明治から戦前までの新聞や雑誌記事を史料として、『問題の女 本荘幽蘭伝』『明治大正昭和 化け込み婦人記者奮闘記』など話題作を発表してきた平山亜佐子さんの、次なるテーマは「男装」。主に新聞で報じられた事件の主人公である男装者を紹介し、自分らしく生きた先人たちに光を当てる。
明治から昭和初期にかけて新聞や雑誌に掲載された男装に関する記事を取り上げ、それぞれの事情や背景を想像する「断髪とパンツ」。
今回は変装としての男装について見ていこう。
記事は「散髪〈ざんぎり〉お粂」、1904(明治37)年5月15日付読売新聞(旧かな旧漢字は新かな新漢字に直し、総ルビを間引き、句読点や「」を適宜付けた)。

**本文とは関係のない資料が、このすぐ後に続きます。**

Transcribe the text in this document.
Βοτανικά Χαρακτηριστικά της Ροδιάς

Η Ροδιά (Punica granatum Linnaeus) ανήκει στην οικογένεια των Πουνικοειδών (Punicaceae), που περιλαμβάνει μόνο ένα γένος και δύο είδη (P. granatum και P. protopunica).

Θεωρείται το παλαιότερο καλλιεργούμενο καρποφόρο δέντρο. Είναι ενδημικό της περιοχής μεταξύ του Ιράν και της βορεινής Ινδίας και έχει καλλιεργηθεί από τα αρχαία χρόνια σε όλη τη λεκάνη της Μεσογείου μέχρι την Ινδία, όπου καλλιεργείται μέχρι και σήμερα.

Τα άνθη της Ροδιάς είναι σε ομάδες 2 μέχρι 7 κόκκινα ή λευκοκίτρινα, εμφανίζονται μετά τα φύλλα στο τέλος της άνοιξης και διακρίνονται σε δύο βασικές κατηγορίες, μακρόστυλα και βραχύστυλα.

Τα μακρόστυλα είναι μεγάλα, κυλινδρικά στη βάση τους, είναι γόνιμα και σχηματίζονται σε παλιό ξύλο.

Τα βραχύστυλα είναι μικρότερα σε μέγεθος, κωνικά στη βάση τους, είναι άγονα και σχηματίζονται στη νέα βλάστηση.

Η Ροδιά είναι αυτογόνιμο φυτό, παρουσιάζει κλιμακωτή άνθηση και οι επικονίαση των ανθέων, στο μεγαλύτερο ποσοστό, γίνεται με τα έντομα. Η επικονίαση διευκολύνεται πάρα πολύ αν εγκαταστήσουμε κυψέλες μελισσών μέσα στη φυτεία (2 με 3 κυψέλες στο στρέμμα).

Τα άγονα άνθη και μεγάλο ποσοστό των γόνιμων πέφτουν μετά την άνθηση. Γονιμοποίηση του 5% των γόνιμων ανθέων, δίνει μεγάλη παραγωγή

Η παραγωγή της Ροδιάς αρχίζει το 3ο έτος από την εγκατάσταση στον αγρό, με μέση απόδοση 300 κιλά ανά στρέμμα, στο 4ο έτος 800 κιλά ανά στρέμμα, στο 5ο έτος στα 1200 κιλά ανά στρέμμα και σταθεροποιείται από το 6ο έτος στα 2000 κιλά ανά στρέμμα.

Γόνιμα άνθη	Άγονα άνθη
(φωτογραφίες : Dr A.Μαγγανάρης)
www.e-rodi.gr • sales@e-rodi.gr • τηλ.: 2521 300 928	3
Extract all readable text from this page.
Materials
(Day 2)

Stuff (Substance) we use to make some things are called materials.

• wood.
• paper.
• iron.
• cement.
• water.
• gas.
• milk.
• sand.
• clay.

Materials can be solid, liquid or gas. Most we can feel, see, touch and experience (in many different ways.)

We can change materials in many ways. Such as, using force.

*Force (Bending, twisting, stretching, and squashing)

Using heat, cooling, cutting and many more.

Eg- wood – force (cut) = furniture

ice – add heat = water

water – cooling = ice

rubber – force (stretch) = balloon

浅草区金竜山北河原町十七番地戸沢お里の妹お粂(十八年)は姫御前の身のあられもない鍵の手の曲〈まが〉った根性。柿色の仕着せに臭い飯を喰いし女なるが、昨年八月中市ヶ谷監獄を飛出して以来、散髪となり銘仙の袷に同じ羽織、麦藁帽子を阿弥陀に被って男の姿に扮〈やつ〉し、一昨夜予〈かね〉て怪しき仲なる浅草今戸町五番地の髪結〈かみゆい〉保坂長吉(二十七年)と吉原へ繰り込み、鼻唄を迂鳴〈うな〉りながら素見〈ぞめき〉歩きし末、京町二丁目千稲弁楼へ二人にて押上りたるが、同楼の者が女という事を発見し、女は客に取れぬ規則なりとて拒絶せしにお粂は大に立腹し、長吉共々乱暴を働き、皿鉢を叩き壊すやら、妓夫の横面〈よこっつら〉を擲り飛すやら、乱痴気騒ぎを始めたれば、到頭〈とうとう〉浅草署の厄介になりしとは、女の癖に困ったシロ物。